I have emphasized the difference between the spoken and written word. To prepare a talk, and to write an account of it, are two separate tasks and the latter may be much the heavier. I think, therefore, that, when a man is invited to speak, it should be made clear at the same time whether he is to write as well. I know to my cost what a difficult position one is placed in if one discovers, after agreeing to talk, that the heavy labor of writing up the material is also expected. I am sure the task is often imposed unwittingly, under the idea that if a man is talking he will have written what he wants to say, but you will have realized from my remarks about reading that I feel this ought not to be assumed.
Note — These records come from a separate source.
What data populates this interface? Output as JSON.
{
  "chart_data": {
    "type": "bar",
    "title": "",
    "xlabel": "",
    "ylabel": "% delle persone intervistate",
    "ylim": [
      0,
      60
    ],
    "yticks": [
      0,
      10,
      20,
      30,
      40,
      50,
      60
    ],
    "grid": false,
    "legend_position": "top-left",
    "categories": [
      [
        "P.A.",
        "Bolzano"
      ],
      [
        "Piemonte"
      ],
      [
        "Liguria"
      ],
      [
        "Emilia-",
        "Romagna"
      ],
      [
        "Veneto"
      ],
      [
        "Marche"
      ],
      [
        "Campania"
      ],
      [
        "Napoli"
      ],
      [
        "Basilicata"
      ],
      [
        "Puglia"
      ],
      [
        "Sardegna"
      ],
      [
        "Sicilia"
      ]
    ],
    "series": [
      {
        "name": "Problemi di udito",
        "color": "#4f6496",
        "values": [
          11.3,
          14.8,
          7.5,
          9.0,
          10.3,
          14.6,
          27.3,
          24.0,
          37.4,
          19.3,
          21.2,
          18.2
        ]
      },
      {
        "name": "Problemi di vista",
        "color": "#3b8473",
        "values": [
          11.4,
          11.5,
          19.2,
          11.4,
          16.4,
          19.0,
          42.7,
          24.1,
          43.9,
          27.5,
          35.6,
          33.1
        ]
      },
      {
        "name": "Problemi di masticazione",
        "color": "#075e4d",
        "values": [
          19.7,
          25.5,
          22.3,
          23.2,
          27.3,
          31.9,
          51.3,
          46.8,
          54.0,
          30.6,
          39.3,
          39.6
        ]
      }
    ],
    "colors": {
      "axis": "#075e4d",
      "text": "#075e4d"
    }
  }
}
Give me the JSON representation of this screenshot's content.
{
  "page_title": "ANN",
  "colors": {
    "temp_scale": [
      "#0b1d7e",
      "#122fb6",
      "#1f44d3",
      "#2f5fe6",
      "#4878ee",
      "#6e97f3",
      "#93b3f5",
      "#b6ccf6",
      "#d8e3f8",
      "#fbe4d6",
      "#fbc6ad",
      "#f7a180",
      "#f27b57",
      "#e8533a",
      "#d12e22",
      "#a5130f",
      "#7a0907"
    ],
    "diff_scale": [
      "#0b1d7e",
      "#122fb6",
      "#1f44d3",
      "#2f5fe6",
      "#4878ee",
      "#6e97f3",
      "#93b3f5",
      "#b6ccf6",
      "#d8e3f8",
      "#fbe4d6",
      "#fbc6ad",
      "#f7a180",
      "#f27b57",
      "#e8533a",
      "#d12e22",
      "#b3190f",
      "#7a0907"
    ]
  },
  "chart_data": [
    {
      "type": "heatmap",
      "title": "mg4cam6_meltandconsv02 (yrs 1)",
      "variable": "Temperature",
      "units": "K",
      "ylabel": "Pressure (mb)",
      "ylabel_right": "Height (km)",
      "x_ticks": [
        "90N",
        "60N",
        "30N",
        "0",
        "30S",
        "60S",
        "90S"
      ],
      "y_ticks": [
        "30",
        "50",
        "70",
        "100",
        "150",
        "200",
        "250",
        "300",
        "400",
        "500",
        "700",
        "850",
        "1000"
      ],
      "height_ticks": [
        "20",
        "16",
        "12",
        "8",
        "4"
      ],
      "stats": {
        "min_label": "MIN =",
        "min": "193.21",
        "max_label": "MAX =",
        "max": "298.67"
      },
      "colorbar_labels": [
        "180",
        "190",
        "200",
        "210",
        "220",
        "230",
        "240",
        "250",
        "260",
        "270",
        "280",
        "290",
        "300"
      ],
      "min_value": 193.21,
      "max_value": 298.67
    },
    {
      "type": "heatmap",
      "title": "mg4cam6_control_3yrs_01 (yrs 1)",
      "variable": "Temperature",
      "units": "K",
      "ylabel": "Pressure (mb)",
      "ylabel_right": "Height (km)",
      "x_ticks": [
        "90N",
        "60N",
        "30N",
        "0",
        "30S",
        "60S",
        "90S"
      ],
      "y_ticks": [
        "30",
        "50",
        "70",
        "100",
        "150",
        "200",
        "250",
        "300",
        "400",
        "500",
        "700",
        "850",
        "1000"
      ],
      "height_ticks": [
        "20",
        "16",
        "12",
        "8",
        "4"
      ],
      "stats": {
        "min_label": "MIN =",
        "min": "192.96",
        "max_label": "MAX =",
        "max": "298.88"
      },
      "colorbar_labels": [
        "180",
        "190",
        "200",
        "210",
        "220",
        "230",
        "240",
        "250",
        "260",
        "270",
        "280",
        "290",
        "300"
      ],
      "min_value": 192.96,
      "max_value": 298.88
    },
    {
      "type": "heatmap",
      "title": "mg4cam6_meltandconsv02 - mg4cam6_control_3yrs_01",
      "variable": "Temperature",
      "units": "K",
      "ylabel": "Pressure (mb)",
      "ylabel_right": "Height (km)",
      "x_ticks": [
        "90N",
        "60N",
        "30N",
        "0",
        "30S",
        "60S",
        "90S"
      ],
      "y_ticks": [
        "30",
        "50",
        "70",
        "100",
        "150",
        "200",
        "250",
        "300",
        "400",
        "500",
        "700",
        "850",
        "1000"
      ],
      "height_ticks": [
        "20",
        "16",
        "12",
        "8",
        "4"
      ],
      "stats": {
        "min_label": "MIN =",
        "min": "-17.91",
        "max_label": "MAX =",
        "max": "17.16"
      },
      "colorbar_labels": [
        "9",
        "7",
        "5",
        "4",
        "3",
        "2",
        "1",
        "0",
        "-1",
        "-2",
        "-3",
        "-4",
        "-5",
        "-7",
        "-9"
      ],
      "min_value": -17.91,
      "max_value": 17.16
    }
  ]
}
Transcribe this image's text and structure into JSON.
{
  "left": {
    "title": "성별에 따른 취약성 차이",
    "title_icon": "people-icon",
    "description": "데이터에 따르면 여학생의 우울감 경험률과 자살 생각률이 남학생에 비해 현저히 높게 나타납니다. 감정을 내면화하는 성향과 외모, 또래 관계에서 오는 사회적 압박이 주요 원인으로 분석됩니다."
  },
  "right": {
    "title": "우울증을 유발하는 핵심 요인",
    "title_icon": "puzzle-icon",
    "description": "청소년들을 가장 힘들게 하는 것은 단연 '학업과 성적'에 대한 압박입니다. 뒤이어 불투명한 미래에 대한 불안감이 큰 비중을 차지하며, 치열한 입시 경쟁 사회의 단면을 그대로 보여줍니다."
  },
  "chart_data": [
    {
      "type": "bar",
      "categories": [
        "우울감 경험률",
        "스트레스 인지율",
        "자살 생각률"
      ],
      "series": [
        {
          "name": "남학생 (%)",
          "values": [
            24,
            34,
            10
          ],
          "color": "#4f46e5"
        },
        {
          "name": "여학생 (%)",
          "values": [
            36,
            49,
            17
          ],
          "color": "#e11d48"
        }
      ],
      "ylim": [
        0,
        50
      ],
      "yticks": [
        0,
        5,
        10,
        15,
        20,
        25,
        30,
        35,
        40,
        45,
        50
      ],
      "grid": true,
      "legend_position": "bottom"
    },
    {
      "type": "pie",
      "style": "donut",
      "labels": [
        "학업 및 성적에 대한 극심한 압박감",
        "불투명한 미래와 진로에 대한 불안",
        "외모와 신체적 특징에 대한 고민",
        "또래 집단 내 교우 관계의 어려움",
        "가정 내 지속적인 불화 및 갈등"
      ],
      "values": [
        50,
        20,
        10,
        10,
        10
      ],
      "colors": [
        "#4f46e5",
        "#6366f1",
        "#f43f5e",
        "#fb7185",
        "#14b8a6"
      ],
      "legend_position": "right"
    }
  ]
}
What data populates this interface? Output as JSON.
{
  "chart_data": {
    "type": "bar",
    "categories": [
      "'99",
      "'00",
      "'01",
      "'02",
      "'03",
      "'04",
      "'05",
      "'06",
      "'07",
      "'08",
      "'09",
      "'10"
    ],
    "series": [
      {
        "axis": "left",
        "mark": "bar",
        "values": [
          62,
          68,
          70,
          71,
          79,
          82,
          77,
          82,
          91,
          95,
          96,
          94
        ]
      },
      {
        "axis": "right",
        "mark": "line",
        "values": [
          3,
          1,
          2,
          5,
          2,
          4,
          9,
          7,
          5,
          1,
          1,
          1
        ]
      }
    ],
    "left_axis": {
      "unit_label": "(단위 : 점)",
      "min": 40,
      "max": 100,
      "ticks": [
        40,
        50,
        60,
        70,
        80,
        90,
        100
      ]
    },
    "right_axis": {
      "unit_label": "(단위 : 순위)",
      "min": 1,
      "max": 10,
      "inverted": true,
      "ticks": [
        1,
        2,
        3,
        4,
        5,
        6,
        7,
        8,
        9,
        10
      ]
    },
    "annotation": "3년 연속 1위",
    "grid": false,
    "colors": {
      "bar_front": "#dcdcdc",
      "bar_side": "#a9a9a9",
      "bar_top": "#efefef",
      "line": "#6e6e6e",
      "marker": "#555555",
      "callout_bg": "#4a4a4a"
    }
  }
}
The most embarrassing thing is to be told that a tape recording will be made, and asked if one would please correct it. It is embarrassing to see a verbatim report with all the remarks recorded literally, and it is generally far less trouble to write it from the beginning than to try to patch the record.
In conclusion, I hope you will realize that the last thing I want is to seem to lay down the law about lecturing. I have spoken so feelingly about the pitfalls because I have so often fallen into them myself. One has to be constantly watchful if they are to be avoided, and even then one does not escape. It is most dangerous to be complacent about a lecture, to think that it will be all right because one knows the stuff and has given a similar talk elsewhere. Every lecture must be approached as if it were a new problem. No pains are too great in the attempt to make a talk a success, and I believe that, given the right treatment, any subject can be made fascinating to any audience.
30 December 1966
The author retired this year from the directorship of the Royal Institution. London. This article is adapted from an address delivered 28, December 1966 at the AAAS meeting in Washington D.C.
Professor Klinger's comment:
A paper is a written form of a talk
A paper, like a proposal, and a talk, is to convince someone of something
the author(s) choose what to write, the speakers what to say.